Goering at Elsinore
It’s 1938. The new fighters
test well, steel plants
are in hand, Austria in hand,
Prague on notice, and the Reichsmarschall
in a white uniform lounges
on the deck of the *Carin II*.
(The aide who threads the canals
reports to Himmler, but learns nothing this trip.)
Loudspeakers blare pop songs –
“Blame It On Napoleon!” –
to the smiling waving people on the banks,
and Goering under his awning grins and waves.
Then he orders the aide to sail
up the coast to Helsingřr.
Whimsically, he doesn’t radio
the Danes till almost within sight
of the castle. But this visit was planned,
and that evening the actor, Gründgens, is not surprised
to see his patron in the audience.
The curtain rises. Hamlet is alone.
There’s no ghost. Claudius looks Jewish.
The scene of him praying turns one’s stomach
with its hypocrisy and insolence!
He has corrupted Gertrude’s blood.
Polonius is an old-style reactionary.
Ophelia is febrile, flighty,
racially mixed. The prince is strong, direct,
Aryan. His flaw is to think
that any of these people *means something.
They twist him. He should have seized power
when his father died, followed his healthy instinct.
The blond giant Fortinbras succeeds to the crown.

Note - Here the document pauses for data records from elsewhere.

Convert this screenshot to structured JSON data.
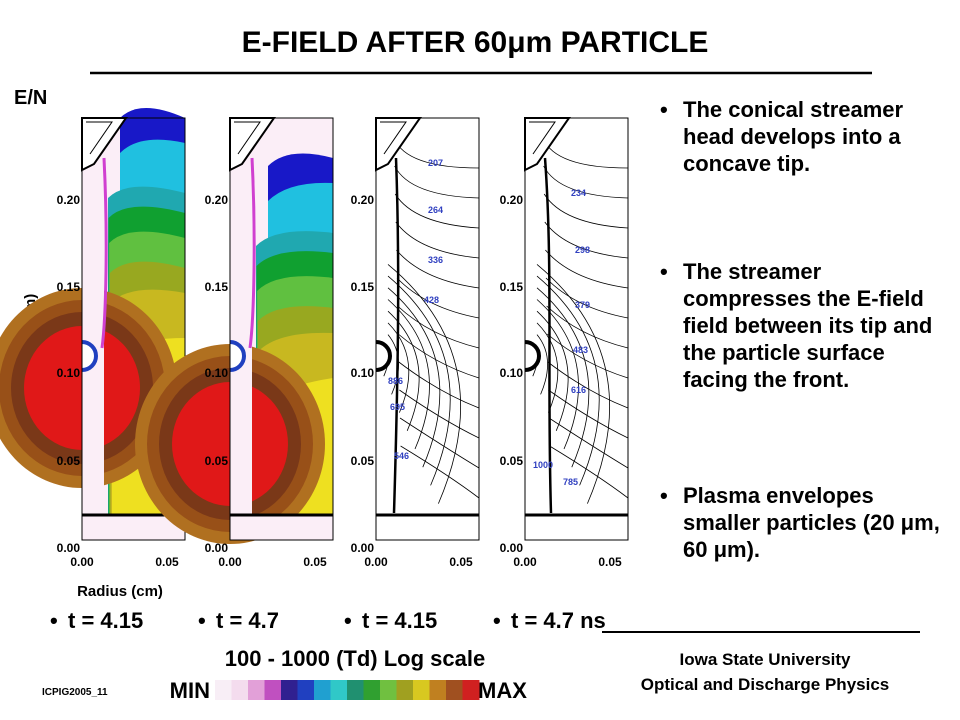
{
  "title": "E-FIELD AFTER 60μm PARTICLE",
  "quantity_label": "E/N",
  "y_axis_label": "Height (cm)",
  "x_axis_label": "Radius (cm)",
  "yticks": [
    "0.20",
    "0.15",
    "0.10",
    "0.05",
    "0.00"
  ],
  "xticks": [
    "0.00",
    "0.05"
  ],
  "panels": [
    {
      "time": "t = 4.15"
    },
    {
      "time": "t = 4.7"
    },
    {
      "time": "t = 4.15",
      "contour_labels": [
        "207",
        "264",
        "336",
        "428",
        "886",
        "695",
        "546"
      ]
    },
    {
      "time": "t = 4.7 ns",
      "contour_labels": [
        "234",
        "298",
        "379",
        "483",
        "616",
        "1000",
        "785"
      ]
    }
  ],
  "bullets": [
    "The conical streamer head develops  into a concave tip.",
    "The streamer compresses the E-field field between its tip and the particle surface facing the front.",
    "Plasma envelopes smaller particles (20 μm, 60 μm)."
  ],
  "legend": {
    "caption": "100 - 1000 (Td)  Log scale",
    "min": "MIN",
    "max": "MAX"
  },
  "footer": {
    "code": "ICPIG2005_11",
    "institution": "Iowa State University",
    "group": "Optical and Discharge Physics"
  }
}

In the dressing-room later, Goering
will again applaud
his protégé Gustav Gründgens,
Intendant of the Prussian State Theater,
not a Party member,
homosexual twice hidden in marriage
(as Goering, who is something else, knows);
he will call him the Hamlet of our age.
And tomorrow the King of Denmark
will pin, as a sort of bribe,
another medal on the uniform.
But now the big man
enjoys, in the undifferentiating
manner morphine entails, the fights
and speeches, the great talent
he owns like a painting, the reports on the Stuka,
obsequious looks, and the high whitewashed vaults
of this castle, Hamlet’s castle, where
the original story, whatever it was, happened.